Question

What is the half life period of a reaction? Calculate the half life period of a first order reaction?

Answer 1

Hint:Half life period of a reaction is the time of a reaction at which the concentration of the reactants becomes half.

Complete step by step answer: The half life of a reaction is the time required for the concentration of a reactant molecule to reduce to half of the concentration present at the beginning. This time period is called the half-life of reaction and this governs the reaction rate of a reaction. It is represented or denoted as \[{t_{1/2}}\] .
A first order reaction is a chemical reaction the rate of which is solely dependent on the concentration of only one reactant species.

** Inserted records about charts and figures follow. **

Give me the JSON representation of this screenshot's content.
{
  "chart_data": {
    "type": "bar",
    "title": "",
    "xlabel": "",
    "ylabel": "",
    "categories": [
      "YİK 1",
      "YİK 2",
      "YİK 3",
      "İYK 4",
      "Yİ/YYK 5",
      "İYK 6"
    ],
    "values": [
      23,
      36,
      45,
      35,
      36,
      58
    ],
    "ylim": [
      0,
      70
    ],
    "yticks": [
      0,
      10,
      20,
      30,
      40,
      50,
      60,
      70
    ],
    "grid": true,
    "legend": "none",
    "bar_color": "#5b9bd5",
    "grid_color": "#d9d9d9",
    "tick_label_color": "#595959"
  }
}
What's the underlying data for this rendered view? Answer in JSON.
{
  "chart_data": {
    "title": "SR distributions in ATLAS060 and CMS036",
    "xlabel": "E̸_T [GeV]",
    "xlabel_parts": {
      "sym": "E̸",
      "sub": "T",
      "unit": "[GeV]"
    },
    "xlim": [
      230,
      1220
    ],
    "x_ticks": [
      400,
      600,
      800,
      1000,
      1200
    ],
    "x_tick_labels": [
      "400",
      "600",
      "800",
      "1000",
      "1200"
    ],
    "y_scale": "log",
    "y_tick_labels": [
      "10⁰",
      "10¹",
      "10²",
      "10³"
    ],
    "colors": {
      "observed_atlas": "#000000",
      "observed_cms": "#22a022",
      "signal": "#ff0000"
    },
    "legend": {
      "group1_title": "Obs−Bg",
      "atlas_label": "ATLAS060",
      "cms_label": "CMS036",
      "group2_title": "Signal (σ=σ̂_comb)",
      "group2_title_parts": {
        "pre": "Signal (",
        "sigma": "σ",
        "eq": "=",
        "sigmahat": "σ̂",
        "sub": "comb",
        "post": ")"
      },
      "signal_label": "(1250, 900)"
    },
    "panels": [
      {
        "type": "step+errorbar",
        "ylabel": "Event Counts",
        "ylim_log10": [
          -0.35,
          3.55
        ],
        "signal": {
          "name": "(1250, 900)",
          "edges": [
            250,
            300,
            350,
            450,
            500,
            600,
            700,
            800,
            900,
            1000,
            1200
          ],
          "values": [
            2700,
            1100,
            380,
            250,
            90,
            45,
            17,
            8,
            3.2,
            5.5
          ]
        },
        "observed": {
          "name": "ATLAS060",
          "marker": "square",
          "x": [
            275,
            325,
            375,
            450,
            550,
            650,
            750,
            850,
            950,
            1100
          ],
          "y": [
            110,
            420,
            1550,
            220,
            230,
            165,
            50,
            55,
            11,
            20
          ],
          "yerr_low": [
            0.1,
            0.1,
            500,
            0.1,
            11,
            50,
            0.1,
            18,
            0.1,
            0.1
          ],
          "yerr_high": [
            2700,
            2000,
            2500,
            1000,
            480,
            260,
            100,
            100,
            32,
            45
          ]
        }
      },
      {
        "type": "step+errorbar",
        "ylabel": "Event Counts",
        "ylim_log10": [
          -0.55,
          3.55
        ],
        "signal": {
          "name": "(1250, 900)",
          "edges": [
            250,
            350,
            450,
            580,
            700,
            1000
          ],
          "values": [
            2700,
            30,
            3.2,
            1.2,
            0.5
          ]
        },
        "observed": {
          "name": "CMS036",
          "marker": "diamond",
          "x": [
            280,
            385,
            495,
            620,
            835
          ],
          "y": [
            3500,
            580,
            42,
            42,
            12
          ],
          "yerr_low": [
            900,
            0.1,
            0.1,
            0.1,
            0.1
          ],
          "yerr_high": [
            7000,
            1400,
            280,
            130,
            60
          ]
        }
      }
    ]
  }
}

The differential form of first order reaction is written as
$rate = - \dfrac{{d[A]}}{{dt}} = k[A]$
Where \[\left[ A \right]\] is the concentration of the reactant \[A\] , and \[k\] is the reaction coefficient.
Let the initial concentration of the first order reaction is \[{\left[ A \right]^0}\] and the concentration at half time \[{t_{1/2}}\] = $\dfrac{{{{\left[ A \right]}^0}}}{2}$.
Thus the integrated rate law of the first order reaction is
$\ln \dfrac{{{{[A]}^0}}}{{[A]}} = kt$
At half time the \[t\] becomes \[{t_{1/2}}\] and the concentration becomes $\dfrac{{{{\left[ A \right]}^0}}}{2}$. So inserting the values in the rate equation,
$\ln \dfrac{{{{[A]}^0}}}{{\dfrac{{{{[A]}^0}}}{2}}} = k{t_{1/2}}$
$\ln 2 = k{t_{1/2}}$
${t_{1/2}} = \dfrac{{0.693}}{k}$.
Thus the half-life of a first-order reaction is independent of the concentration of reactant. Actually half life is a constant. This is different for zeroth- and second-order reactions.

Note:
The half-life of a reaction is referred as the time required for the reactant concentration to change from \[{\left[ A \right]^0}\] to $\dfrac{{{{\left[ A \right]}^0}}}{2}$. In a situation when two reactions have the same order, the faster reaction has a shorter half-life and the slower reaction has a longer half-life.